A few months ago, I was translating Matthew 26 for a sermon I was scheduled to preach. I was taken back when I came across my name right there in the greek text. Now, while I was growing up there was a plaque hanging on a wall at home for each member of the family, which displayed the meaning of our names. One plaque read Gregory: Watchful One. Aside from knowing that I was named after both of my grandfathers (Gregory being my paternal grandfather, and Ruben, my maternal), and joking about Gregory the Great (Pope from 590-604), I had no other knwowledge as to the history of my given name.

When Jesus told Peter, James, and John to "Watch and pray so that you will not fall into temptation," he actually told them to "Gregoreo." I never knew I had a biblical name. Actually, my name isn't even a proper noun, it's a verb--how about that!
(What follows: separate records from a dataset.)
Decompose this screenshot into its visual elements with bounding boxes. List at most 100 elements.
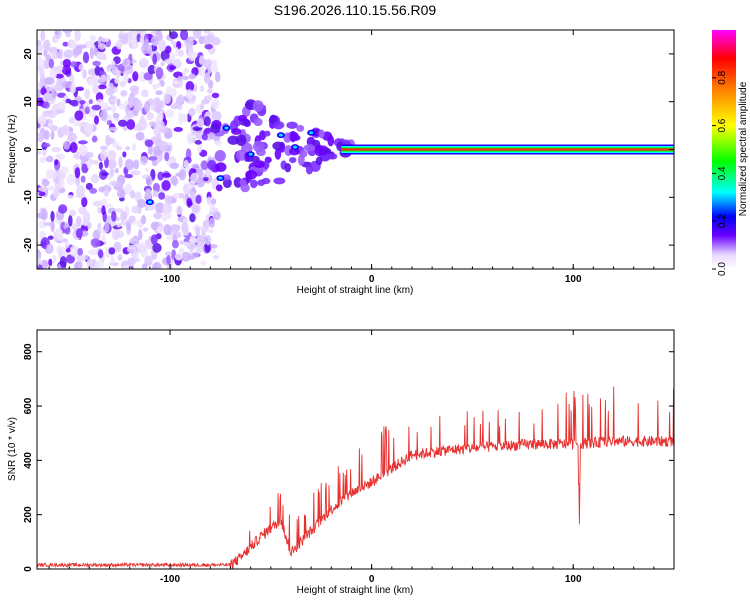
noise-blob [178,112,184,125]
noise-blob [143,72,153,81]
noise-blob [82,218,89,227]
noise-blob [207,228,214,234]
sidelobe-blob [314,144,324,157]
noise-blob [66,194,75,199]
chart-title: S196.2026.110.15.56.R09 [274,2,437,18]
snr-x-tick-label: 0 [369,574,375,585]
sidelobe-peak-core [248,152,253,156]
noise-blob [115,39,123,50]
noise-blob [59,256,67,268]
noise-blob [188,37,194,48]
sidelobe-blob [272,141,284,151]
noise-blob [69,245,79,257]
noise-blob [42,101,50,109]
spectrogram-y-tick-label: 20 [23,48,34,60]
noise-blob [84,88,91,100]
noise-blob [84,106,90,115]
sidelobe-blob [241,142,253,154]
sidelobe-blob [289,130,297,143]
noise-blob [188,107,196,117]
noise-blob [163,224,172,236]
noise-blob [118,103,126,110]
noise-blob [199,103,205,110]
noise-blob [103,184,110,191]
noise-blob [83,122,94,134]
noise-blob [51,89,58,98]
noise-blob [211,98,220,110]
noise-blob [78,64,84,71]
noise-blob [75,193,86,199]
spectrogram-x-tick-label: -100 [160,274,180,285]
noise-blob [65,248,71,253]
noise-blob [140,246,148,259]
noise-blob [120,90,128,97]
noise-blob [188,50,198,62]
noise-blob [197,66,206,77]
snr-y-tick-label: 200 [23,506,34,523]
noise-blob [188,73,196,80]
noise-blob [164,251,173,256]
noise-blob [144,100,151,113]
noise-blob [66,173,76,186]
sidelobe-blob [303,144,316,152]
noise-blob [53,187,60,199]
noise-blob [96,99,104,105]
noise-blob [128,95,135,108]
carrier-line [341,148,674,151]
noise-blob [191,186,196,192]
noise-blob [150,234,158,245]
noise-blob [44,76,54,85]
noise-blob [203,59,212,69]
noise-blob [87,249,98,255]
noise-blob [41,208,48,221]
noise-blob [115,145,122,151]
noise-blob [185,89,194,99]
noise-blob [189,213,196,223]
noise-blob [40,87,47,96]
noise-blob [169,31,179,40]
noise-blob [160,61,165,67]
noise-blob [52,254,57,263]
noise-blob [62,59,72,68]
noise-blob [152,243,162,253]
noise-blob [131,37,136,50]
noise-blob [109,167,115,178]
noise-blob [108,247,116,255]
sidelobe-blob [237,114,248,122]
snr-panel: -100 0 100 0 200 400 600 800 Height of straight… [7,329,675,596]
noise-blob [175,205,184,215]
noise-blob [63,142,70,150]
noise-blob [191,252,200,258]
snr-series-line [37,386,674,569]
noise-blob [88,98,93,105]
noise-blob [183,159,189,169]
noise-blob [55,109,65,114]
spectrogram-x-tick-label: 0 [369,274,375,285]
noise-blob [212,207,219,213]
noise-blob [59,179,65,189]
sidelobe-blob [327,135,335,147]
colorbar: 0.0 0.2 0.4 0.6 0.8 Normalized spectral ampl… [712,30,749,276]
noise-blob [91,135,98,143]
noise-blob [100,150,107,161]
noise-blob [144,167,150,172]
noise-blob [158,192,166,200]
noise-blob [155,67,164,79]
noise-blob [43,59,50,70]
noise-blob [50,210,55,222]
noise-blob [196,117,205,128]
sidelobe-blob [329,153,338,160]
noise-blob [174,252,183,261]
noise-blob [133,159,140,170]
noise-blob [107,64,117,70]
sidelobe-blob [252,100,264,112]
noise-blob [85,182,93,191]
noise-blob [157,171,164,181]
sidelobe-peak-core [224,126,229,130]
noise-blob [63,49,74,59]
noise-blob [192,30,202,39]
noise-blob [120,36,129,45]
noise-blob [122,151,127,158]
noise-blob [65,32,72,38]
noise-blob [117,254,123,261]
1 Corinthians 16:13 reads, "Be watchful, stand firm in the faith, act like men, be strong." This is part of the exhortation Paul gives to the congregatin at Corinth in his letter. It is also the benchmark for the posts and discussion on this blog.

Undoubtedly, I will post about my family, my faith, the Church, baseball, and many other topics. There will be serious posts, and commical posts. There will also be posts which will have seemed commical at the time they were composed. It is my prayer that the thoughts posted, and the words used to express them, would not, however, bring glory to my name, but to the only one whose name deserves worship and praise-Father, Son, and Holy Spirit. Until that day, when Jesus comes to judge the living and the dead, I will simply keep watch, and attempt to post something worthwhile.

Enjoy, and please feel free to post your comments.